Saramago va armando a un Jesucristo Dios y un Jesucristo hombre indisoluble del anterior. No habría pasado la censura en tiempos no muy lejanos, pero en algunos aspectos podría pasar por una versión entretenida -y mejorada- de los Evangelios. Fabrica soluciones ingeniosas para la doble paternidad del mismo Dios Padre y de José el carpintero. Seguramente por esos mismo hace morir crucificado a su padre terrenal, como anticipo de la muerte que sufrirá el hijo.
Por momentos el diálogo que mantienen en una barca entre la niebla (o la tiniebla) Dios, Jesús y el Demonio es de una altura teológica que hace preciso releer varias veces para poder captar, y no del todo, su significado.

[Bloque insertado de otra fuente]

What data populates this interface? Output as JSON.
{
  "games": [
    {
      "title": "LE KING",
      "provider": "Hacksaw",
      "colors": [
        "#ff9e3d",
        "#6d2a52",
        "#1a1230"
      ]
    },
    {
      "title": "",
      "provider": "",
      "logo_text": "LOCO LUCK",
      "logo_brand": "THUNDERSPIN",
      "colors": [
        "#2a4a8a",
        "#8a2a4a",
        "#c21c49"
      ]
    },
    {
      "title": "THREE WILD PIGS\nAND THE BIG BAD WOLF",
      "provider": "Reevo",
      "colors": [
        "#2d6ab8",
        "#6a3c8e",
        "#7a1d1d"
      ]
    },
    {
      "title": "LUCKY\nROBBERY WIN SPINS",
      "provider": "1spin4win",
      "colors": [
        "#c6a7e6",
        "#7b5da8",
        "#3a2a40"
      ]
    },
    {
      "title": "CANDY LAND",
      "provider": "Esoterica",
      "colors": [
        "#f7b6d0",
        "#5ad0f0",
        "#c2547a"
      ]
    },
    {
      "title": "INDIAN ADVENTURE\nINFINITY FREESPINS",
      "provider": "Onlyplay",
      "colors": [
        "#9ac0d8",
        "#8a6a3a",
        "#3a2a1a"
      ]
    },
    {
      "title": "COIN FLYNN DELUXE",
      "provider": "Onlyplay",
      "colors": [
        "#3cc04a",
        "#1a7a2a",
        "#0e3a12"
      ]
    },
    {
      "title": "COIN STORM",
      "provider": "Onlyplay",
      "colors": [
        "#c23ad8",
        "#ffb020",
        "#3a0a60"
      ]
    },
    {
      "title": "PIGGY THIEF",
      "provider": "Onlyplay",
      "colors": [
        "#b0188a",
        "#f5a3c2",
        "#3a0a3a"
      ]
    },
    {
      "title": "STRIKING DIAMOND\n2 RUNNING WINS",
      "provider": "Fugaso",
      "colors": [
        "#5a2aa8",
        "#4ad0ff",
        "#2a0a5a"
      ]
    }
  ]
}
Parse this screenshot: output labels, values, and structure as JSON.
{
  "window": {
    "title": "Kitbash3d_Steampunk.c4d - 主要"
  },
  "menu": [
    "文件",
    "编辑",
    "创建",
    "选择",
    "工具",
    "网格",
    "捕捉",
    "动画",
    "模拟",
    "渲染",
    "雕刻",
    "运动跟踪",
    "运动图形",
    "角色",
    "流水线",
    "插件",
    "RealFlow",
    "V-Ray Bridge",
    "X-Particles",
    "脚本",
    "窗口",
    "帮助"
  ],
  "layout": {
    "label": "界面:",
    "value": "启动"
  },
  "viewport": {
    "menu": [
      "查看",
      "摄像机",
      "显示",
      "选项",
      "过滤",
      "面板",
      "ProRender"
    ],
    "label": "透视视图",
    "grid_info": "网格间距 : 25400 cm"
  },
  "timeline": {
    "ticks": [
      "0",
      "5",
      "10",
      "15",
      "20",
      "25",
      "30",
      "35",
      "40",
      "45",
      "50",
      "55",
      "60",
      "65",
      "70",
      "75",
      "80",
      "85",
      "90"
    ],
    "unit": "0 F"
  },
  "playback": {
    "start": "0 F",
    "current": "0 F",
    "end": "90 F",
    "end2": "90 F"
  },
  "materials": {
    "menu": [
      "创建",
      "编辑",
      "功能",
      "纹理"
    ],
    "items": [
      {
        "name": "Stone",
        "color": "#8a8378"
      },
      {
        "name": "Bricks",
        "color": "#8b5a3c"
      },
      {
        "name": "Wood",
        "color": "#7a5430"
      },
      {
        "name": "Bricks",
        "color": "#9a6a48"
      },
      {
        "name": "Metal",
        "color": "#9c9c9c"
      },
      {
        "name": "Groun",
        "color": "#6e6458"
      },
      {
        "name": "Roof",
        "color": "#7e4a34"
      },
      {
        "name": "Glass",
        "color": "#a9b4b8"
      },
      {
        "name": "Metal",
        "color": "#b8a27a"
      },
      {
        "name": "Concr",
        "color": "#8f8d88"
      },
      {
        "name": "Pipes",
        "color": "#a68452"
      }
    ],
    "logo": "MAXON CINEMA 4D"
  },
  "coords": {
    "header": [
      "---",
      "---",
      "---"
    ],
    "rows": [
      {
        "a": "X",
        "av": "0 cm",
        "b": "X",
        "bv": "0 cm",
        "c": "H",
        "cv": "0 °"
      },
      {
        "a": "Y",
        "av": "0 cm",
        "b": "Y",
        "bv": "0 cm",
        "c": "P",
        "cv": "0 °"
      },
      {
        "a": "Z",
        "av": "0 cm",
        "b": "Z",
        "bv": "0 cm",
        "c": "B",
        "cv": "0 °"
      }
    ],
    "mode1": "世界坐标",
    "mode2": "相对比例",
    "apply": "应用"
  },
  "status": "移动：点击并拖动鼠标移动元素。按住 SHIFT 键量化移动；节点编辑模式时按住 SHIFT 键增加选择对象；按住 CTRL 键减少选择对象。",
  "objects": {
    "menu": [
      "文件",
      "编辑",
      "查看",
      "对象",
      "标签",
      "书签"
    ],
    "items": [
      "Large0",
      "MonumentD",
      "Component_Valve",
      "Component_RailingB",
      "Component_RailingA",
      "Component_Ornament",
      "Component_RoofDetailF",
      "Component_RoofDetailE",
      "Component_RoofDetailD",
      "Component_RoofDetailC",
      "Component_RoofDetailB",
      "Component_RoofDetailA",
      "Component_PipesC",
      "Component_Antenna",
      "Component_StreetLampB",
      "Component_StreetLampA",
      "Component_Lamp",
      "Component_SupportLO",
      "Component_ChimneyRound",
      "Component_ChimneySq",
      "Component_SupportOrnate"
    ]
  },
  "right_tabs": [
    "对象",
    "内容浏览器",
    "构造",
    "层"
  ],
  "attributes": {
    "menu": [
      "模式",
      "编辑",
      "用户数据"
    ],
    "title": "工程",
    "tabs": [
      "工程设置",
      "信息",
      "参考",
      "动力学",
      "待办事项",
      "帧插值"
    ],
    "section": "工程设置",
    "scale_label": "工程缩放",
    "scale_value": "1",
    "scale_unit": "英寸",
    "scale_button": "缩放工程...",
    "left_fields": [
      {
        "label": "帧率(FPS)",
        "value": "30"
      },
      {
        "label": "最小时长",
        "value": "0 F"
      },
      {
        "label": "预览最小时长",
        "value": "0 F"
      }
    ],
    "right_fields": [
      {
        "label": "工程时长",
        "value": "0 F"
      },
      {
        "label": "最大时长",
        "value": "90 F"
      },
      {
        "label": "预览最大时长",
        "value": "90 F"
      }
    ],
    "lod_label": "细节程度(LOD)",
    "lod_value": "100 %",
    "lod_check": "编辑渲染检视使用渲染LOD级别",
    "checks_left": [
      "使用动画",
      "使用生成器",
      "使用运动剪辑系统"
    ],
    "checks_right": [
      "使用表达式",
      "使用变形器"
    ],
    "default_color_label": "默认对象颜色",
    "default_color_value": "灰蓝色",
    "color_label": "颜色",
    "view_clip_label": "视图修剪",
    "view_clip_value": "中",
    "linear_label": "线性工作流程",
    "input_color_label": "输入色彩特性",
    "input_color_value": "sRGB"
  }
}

El Demonio incrementa su protagonismo, según avanza este evangelio, y apunta y apuntala la crueldad de Dios al rememorar o, mejor, anticipar el martirio del que los santos serán objeto y sujeto.
El libro termina, como es lógico, con la muerte de Jesús: "Ya no llegó a ver, colocado en el suelo, el cuenco negro sobre el que su sangre goteaba". No desvelas ningún secreto, cabe suponer que Jesús no resucite en su evangelio, aunque sí es materia de la novela la resurrección de Lázaro y la mayor parte de los milagros emblemáticos del Nuevo Testamento, que son tratados con gracia.